Die schleswig-holsteinischen Fernwärme-Preise schwankten 2012/2013 zwischen etwa 6 und 16 Cent je KWh. Vor allem die Kosten für den eingesetzten Brennstoff sowie die Anzahl der versorgten Verbraucher pro Netzkilometer (Wärmeliniendichte) sind von Bedeutung für die Höhe der Fernwärmepreise. Aus Sicht der Landeskartellbehörde ist bemerkenswert, dass auch bei Netzen mit grundsätzlich ähnlichen Strukturen eine große Preis- und Erlösspanne festzustellen ist.
Vertiefte Prüfung der Fernwärmepreise ab Sommer 2016
Die Landeskartellbehörde für Energie hat die befragten Unternehmen über diese ersten Ergebnisse informiert. Sie wird im Sommer 2016 die aktuellen Preise abfragen und dann die Fälle mit deutlich überdurchschnittlichen Preisen einer vertieften Prüfung unterziehen. Sofern sich nach einer solchen Prüfung ein Anfangsverdacht auf missbräuchlich überhöhte Preise ergibt, wird die Landeskartellbehörde dann entsprechende Verfahren einleiten.
Allerdings kann bei überdurchschnittlichen Preisen und Erlösen nicht automatisch von missbräuchlich überhöhten Preisen ausgegangen werden. Neben den strukturellen Besonderheiten des jeweiligen Netzes müssen sämtliche für das Fernwärmeversorgungsunternehmen vorteil- und nachteilhaften Umstände und Rahmenbedingungen bewertet werden.
Die Landeskartellbehörde für Energie Schleswig-Holstein wird die Strukturuntersuchung in den nächsten Monaten abschließen. Der Abschlussbericht mit näheren Informationen zu Inhalten und Umfang der Untersuchungen soll im ersten Quartal 2016 veröffentlicht werden. Er wird noch Erkenntnisse und Ausführungen enthalten, die über die Datenerhebung hinausgehen.

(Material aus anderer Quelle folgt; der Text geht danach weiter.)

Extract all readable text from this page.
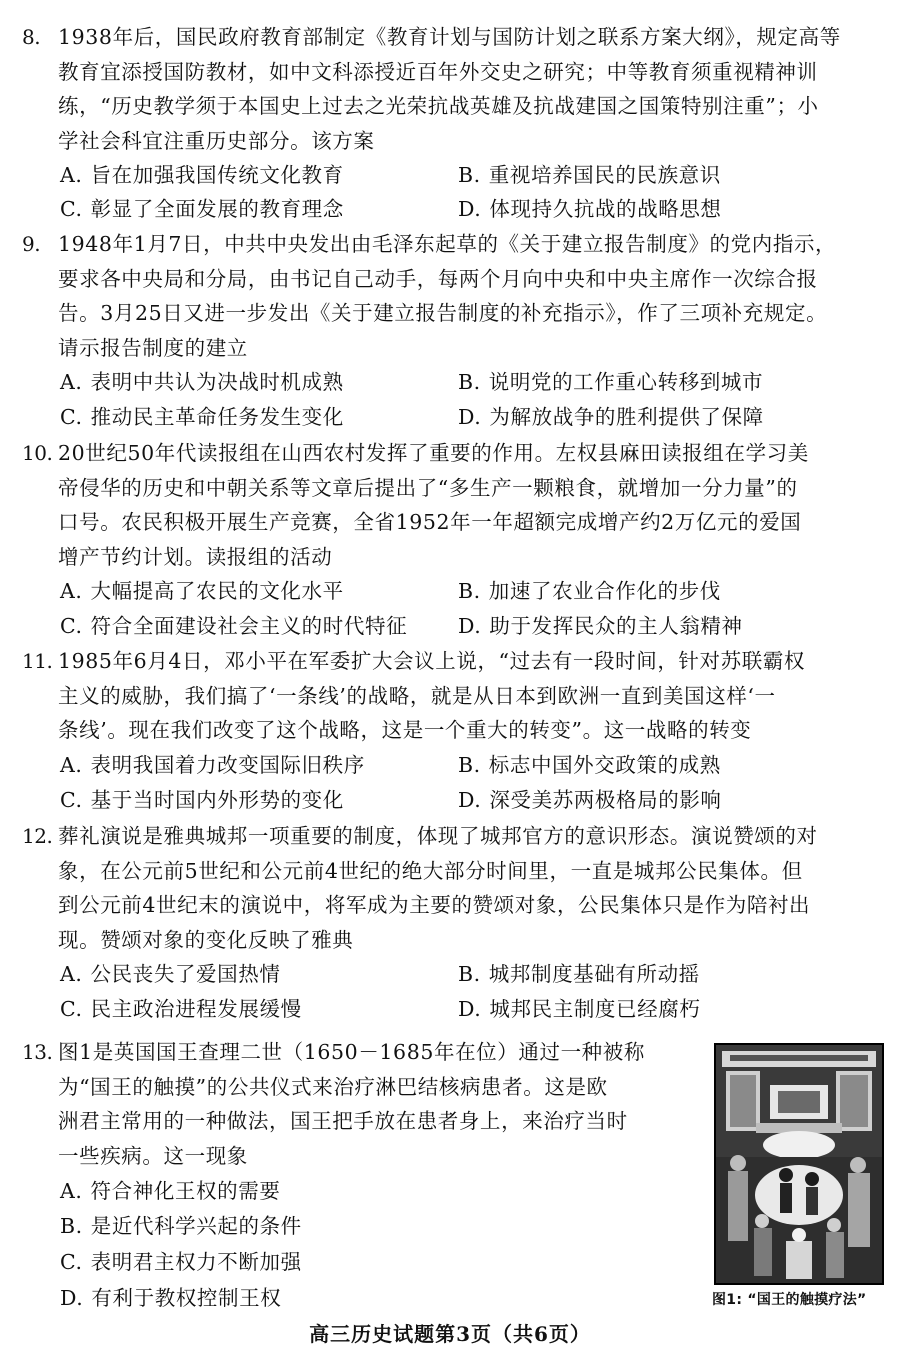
8. 1938年后，国民政府教育部制定《教育计划与国防计划之联系方案大纲》，规定高等
教育宜添授国防教材，如中文科添授近百年外交史之研究；中等教育须重视精神训
练，“历史教学须于本国史上过去之光荣抗战英雄及抗战建国之国策特别注重”；小
学社会科宜注重历史部分。该方案
A. 旨在加强我国传统文化教育	B. 重视培养国民的民族意识
C. 彰显了全面发展的教育理念	D. 体现持久抗战的战略思想
9. 1948年1月7日，中共中央发出由毛泽东起草的《关于建立报告制度》的党内指示，
要求各中央局和分局，由书记自己动手，每两个月向中央和中央主席作一次综合报
告。3月25日又进一步发出《关于建立报告制度的补充指示》，作了三项补充规定。
请示报告制度的建立
A. 表明中共认为决战时机成熟	B. 说明党的工作重心转移到城市
C. 推动民主革命任务发生变化	D. 为解放战争的胜利提供了保障
10. 20世纪50年代读报组在山西农村发挥了重要的作用。左权县麻田读报组在学习美
帝侵华的历史和中朝关系等文章后提出了“多生产一颗粮食，就增加一分力量”的
口号。农民积极开展生产竞赛，全省1952年一年超额完成增产约2万亿元的爱国
增产节约计划。读报组的活动
A. 大幅提高了农民的文化水平	B. 加速了农业合作化的步伐
C. 符合全面建设社会主义的时代特征 D. 助于发挥民众的主人翁精神
11. 1985年6月4日，邓小平在军委扩大会议上说，“过去有一段时间，针对苏联霸权
主义的威胁，我们搞了‘一条线’的战略，就是从日本到欧洲一直到美国这样‘一
条线’。现在我们改变了这个战略，这是一个重大的转变”。这一战略的转变
A. 表明我国着力改变国际旧秩序	B. 标志中国外交政策的成熟
C. 基于当时国内外形势的变化	D. 深受美苏两极格局的影响
12. 葬礼演说是雅典城邦一项重要的制度，体现了城邦官方的意识形态。演说赞颂的对
象，在公元前5世纪和公元前4世纪的绝大部分时间里，一直是城邦公民集体。但
到公元前4世纪末的演说中，将军成为主要的赞颂对象，公民集体只是作为陪衬出
现。赞颂对象的变化反映了雅典
A. 公民丧失了爱国热情	B. 城邦制度基础有所动摇
C. 民主政治进程发展缓慢	D. 城邦民主制度已经腐朽
13. 图1是英国国王查理二世（1650－1685年在位）通过一种被称
为“国王的触摸”的公共仪式来治疗淋巴结核病患者。这是欧
洲君主常用的一种做法，国王把手放在患者身上，来治疗当时
一些疾病。这一现象
A. 符合神化王权的需要
B. 是近代科学兴起的条件
C. 表明君主权力不断加强
D. 有利于教权控制王权	图1: “国王的触摸疗法”
高三历史试题第3页（共6页）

Hintergrund der schleswig-holsteinischen Strukturuntersuchung
Die Landeskartellbehörde für Energie ist im Referat für Energierecht und Energiepolitik des Ministeriums für Energiewende, Landwirtschaft, Umwelt und ländliche Räume angesiedelt. Sie soll dem Gesetz gegen Wettbewerbsbeschränkungen (GWB) zufolge die soziale Marktwirtschaft auch für den Bereich der leitungsgebundenen Energieversorgung (Strom, Gas, Wärme) gewährleisten, indem sie gegen Wettbewerbsverstöße vorgeht.
Die Kartellbehörden (Bundeskartellamt, Bundesministerium für Wirtschaft und Technologie, Landeskartellbehörden) müssen beziehungsweise können auf Grundlage des GWB entsprechend ihrer Zuständigkeit auf verwaltungsrechtlicher Ebene gegen Unternehmen tätig werden, die gegen das GWB verstoßen. Das Bundeskartellamt ist in der Regel immer dann zuständig, wenn das wettbewerbsbeschränkende oder diskriminierende Verhalten über das Gebiet eines Landes hinausreicht. In den übrigen Fällen sind die Landeskartellbehörden zuständig.

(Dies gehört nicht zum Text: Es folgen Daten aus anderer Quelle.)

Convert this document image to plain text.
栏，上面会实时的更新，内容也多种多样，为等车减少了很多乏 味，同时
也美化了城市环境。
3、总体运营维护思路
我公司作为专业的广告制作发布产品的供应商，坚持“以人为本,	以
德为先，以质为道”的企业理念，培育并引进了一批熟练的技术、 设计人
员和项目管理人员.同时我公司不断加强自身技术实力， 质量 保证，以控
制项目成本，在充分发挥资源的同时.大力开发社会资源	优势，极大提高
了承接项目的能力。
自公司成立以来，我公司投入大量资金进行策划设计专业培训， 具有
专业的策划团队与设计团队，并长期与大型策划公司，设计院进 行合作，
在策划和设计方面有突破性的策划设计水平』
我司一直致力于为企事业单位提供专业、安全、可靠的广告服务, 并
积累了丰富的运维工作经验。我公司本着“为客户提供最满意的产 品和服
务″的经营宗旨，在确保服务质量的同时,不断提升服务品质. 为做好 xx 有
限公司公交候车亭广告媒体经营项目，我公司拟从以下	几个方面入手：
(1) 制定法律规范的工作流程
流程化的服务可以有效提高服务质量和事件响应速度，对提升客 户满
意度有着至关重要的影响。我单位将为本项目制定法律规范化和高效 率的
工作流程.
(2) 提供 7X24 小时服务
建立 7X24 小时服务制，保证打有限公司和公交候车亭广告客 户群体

In Deutschland unterliegen Strom- und Gaspreise keiner Genehmigungspflicht. Es gibt auch keine allgemeine nachträgliche Preiskontrolle. Gleiches gilt für Fernwärmepreise. Die Kartellbehörden können aber auf Grundlage der so genannten „nachträglichen Missbrauchsaufsicht“ (§§ 19, 20 sowie für Strom und Gas ergänzend § 29 GWB) tätig werden und zwar dann, wenn ein Energieversorgungsunternehmen eine marktbeherrschende Stellung innehat und ein begründeter Anfangsverdacht besteht, dass es diese Stellung ausnutzt, indem es zum Beispiel missbräuchlich hohe Preise von seinen Kunden verlangt.
Die nachträgliche Missbrauchsaufsicht GWB greift also nicht flächendeckend, sondern sie führt in einzelnen Verdachtsfällen von Amts wegen oder aufgrund von Hinweisen Dritter Kontrollen durch, um etwaige Verstöße gegen das GWB zu verfolgen. Ein Anspruch Dritter auf Einschreiten der Kartellbehörde besteht dabei nicht. Zur Überprüfung ganzer Sektoren steht den Kartellbehörden das Instrument der Sektoruntersuchung zur Verfügung; hierfür bedarf es keines Verdachts gegen ein bestimmtes Unternehmen.